Two of the transforaminal EBPs were performed for PDPH following transforaminal epidural steroid injection (ESI). The other case was for the treatment of refractory SIH. While each of the cases reported resolution of headache there was a wide range of the quantity of autologous blood injected into the epidural space. Weil et al. had a resolution of symptoms after only 8 total ml of blood injected while the current authors used 30mL . In 3 of the 4 cases interlaminar EBP had been attempted at least twice. The reason for successful treatment of both SIH and PDPH using a transforaminal approach when previous interlaminar EBP had failed is not exactly clear. We believe this is likely a function of the ability to place blood in close proximity to the dural defect.

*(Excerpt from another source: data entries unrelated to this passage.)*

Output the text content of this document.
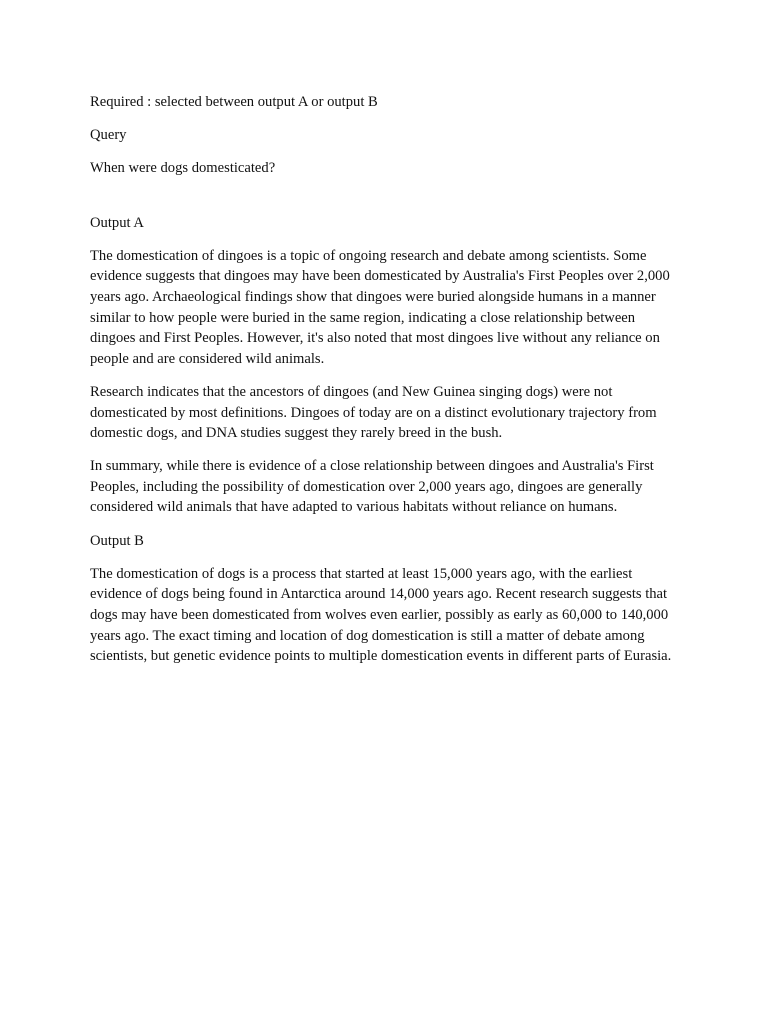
Required : selected between output A or output B

Query

When were dogs domesticated?

Output A

The domestication of dingoes is a topic of ongoing research and debate among scientists. Some evidence suggests that dingoes may have been domesticated by Australia's First Peoples over 2,000 years ago. Archaeological findings show that dingoes were buried alongside humans in a manner similar to how people were buried in the same region, indicating a close relationship between dingoes and First Peoples. However, it's also noted that most dingoes live without any reliance on people and are considered wild animals.

Research indicates that the ancestors of dingoes (and New Guinea singing dogs) were not domesticated by most definitions. Dingoes of today are on a distinct evolutionary trajectory from domestic dogs, and DNA studies suggest they rarely breed in the bush.

In summary, while there is evidence of a close relationship between dingoes and Australia's First Peoples, including the possibility of domestication over 2,000 years ago, dingoes are generally considered wild animals that have adapted to various habitats without reliance on humans.

Output B

The domestication of dogs is a process that started at least 15,000 years ago, with the earliest evidence of dogs being found in Antarctica around 14,000 years ago. Recent research suggests that dogs may have been domesticated from wolves even earlier, possibly as early as 60,000 to 140,000 years ago. The exact timing and location of dog domestication is still a matter of debate among scientists, but genetic evidence points to multiple domestication events in different parts of Eurasia.
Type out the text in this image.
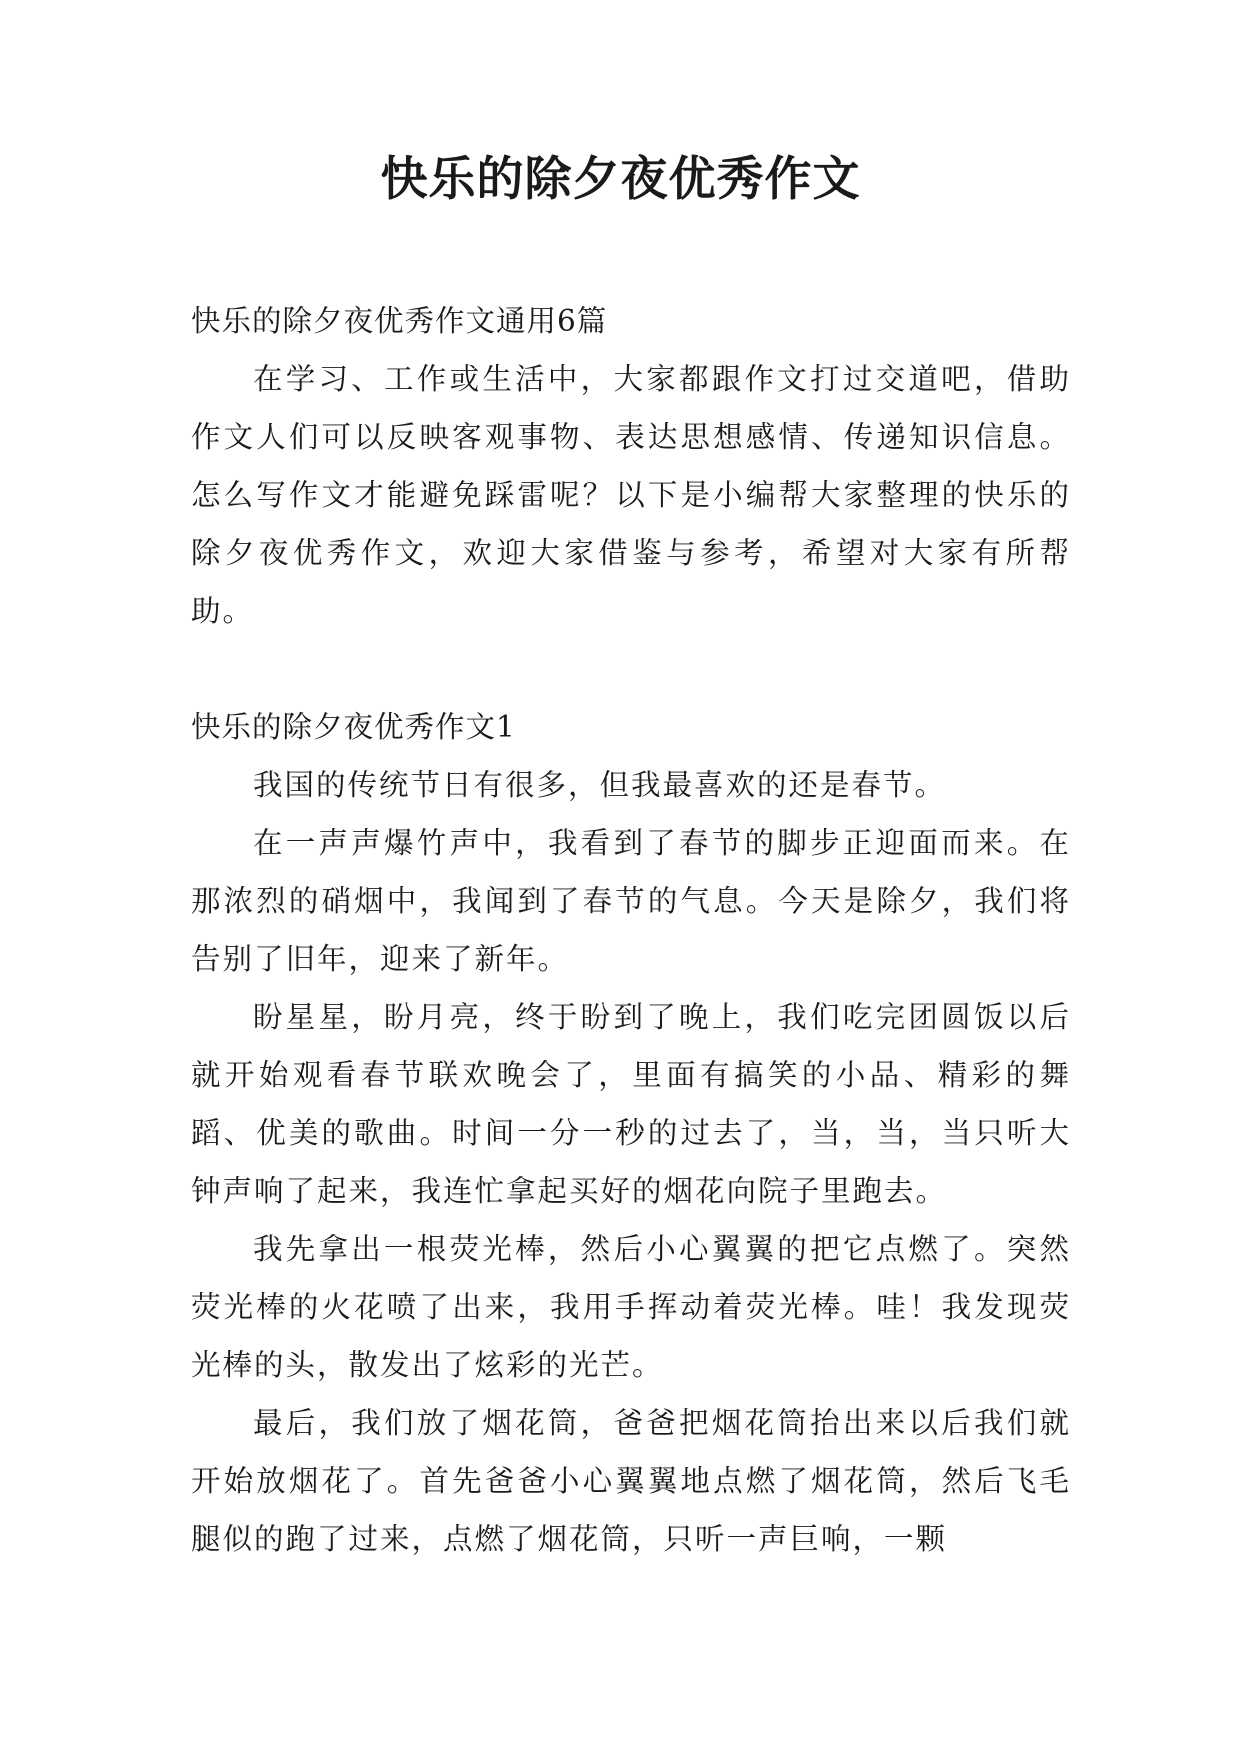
快乐的除夕夜优秀作文

快乐的除夕夜优秀作文通用6篇

在学习、工作或生活中，大家都跟作文打过交道吧，借助作文人们可以反映客观事物、表达思想感情、传递知识信息。怎么写作文才能避免踩雷呢？以下是小编帮大家整理的快乐的除夕夜优秀作文，欢迎大家借鉴与参考，希望对大家有所帮助。

快乐的除夕夜优秀作文1

我国的传统节日有很多，但我最喜欢的还是春节。

在一声声爆竹声中，我看到了春节的脚步正迎面而来。在那浓烈的硝烟中，我闻到了春节的气息。今天是除夕，我们将告别了旧年，迎来了新年。

盼星星，盼月亮，终于盼到了晚上，我们吃完团圆饭以后就开始观看春节联欢晚会了，里面有搞笑的小品、精彩的舞蹈、优美的歌曲。时间一分一秒的过去了，当，当，当只听大钟声响了起来，我连忙拿起买好的烟花向院子里跑去。

我先拿出一根荧光棒，然后小心翼翼的把它点燃了。突然荧光棒的火花喷了出来，我用手挥动着荧光棒。哇！我发现荧光棒的头，散发出了炫彩的光芒。

最后，我们放了烟花筒，爸爸把烟花筒抬出来以后我们就开始放烟花了。首先爸爸小心翼翼地点燃了烟花筒，然后飞毛腿似的跑了过来，点燃了烟花筒，只听一声巨响，一颗
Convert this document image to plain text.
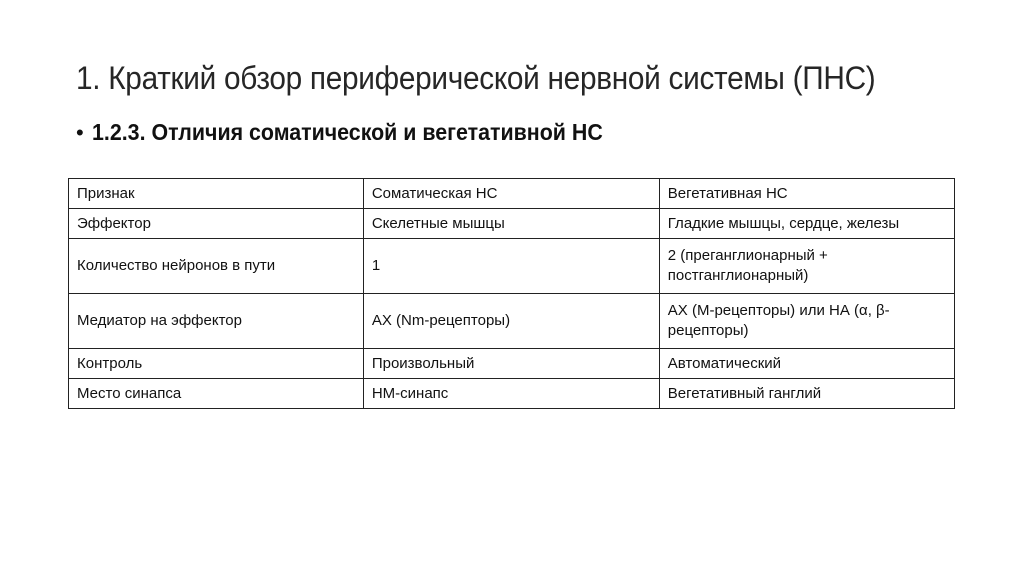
1. Краткий обзор периферической нервной системы (ПНС)
• 1.2.3. Отличия соматической и вегетативной НС
Признак	Соматическая НС	Вегетативная НС
Эффектор	Скелетные мышцы	Гладкие мышцы, сердце, железы
Количество нейронов в пути	1	2 (преганглионарный + постганглионарный)
Медиатор на эффектор	АХ (Nm-рецепторы)	АХ (М-рецепторы) или НА (α, β-рецепторы)
Контроль	Произвольный	Автоматический
Место синапса	НМ-синапс	Вегетативный ганглий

A transforaminal approach for the EBP was chosen for the current case to obtain a more direct approach to the dural leak. We felt a direct interlaminar approach at L4-L5 would be unsafe as the integrity of the ligamentum flavum was likely compromised during the laminectomy. The lack of an intact ligamentum flavum would increase the possibility of inadvertent dural puncture and potential worsening of symptoms. An interlaminar approach at a level above or below the defect would likely be ineffective as this had previously been attempted. The two prior EBPs at L2-L3 and through a caudal approach, respectively, were likely ineffective because they failed to reach the site of CSF leak. The spread of epidural blood was likely limited because of postsurgical adhesions. Entering the intervertebral foramen allowed us to avoid possible adhesions and place blood directly at the site of the CSF leak.
Headaches related to intracranial hypotension either from dural puncture or SIH can be severe and very difficult to treat. EBP appears to be the treatment of choice when conservative measures has failed. When EBP does not provide relief patient may benefit from surgical intervention if the site of the CSF leak has been identified . In the case presented the patient suffered from a chronic postural headache for more than 13 years despite medical management and repeated interlaminar EBP. He was referred to clinic as he did not want to consider surgery. The use of a relatively novel approach to a treatment that has been used for 50 years eliminated the patient's headache and restored his quality of life.
This case demonstrates that transforaminal epidural blood patch can be an effective in the treatment of chronic headache secondary to intracranial hypotension when traditional interlaminar technique is either impractical or has been previously ineffective.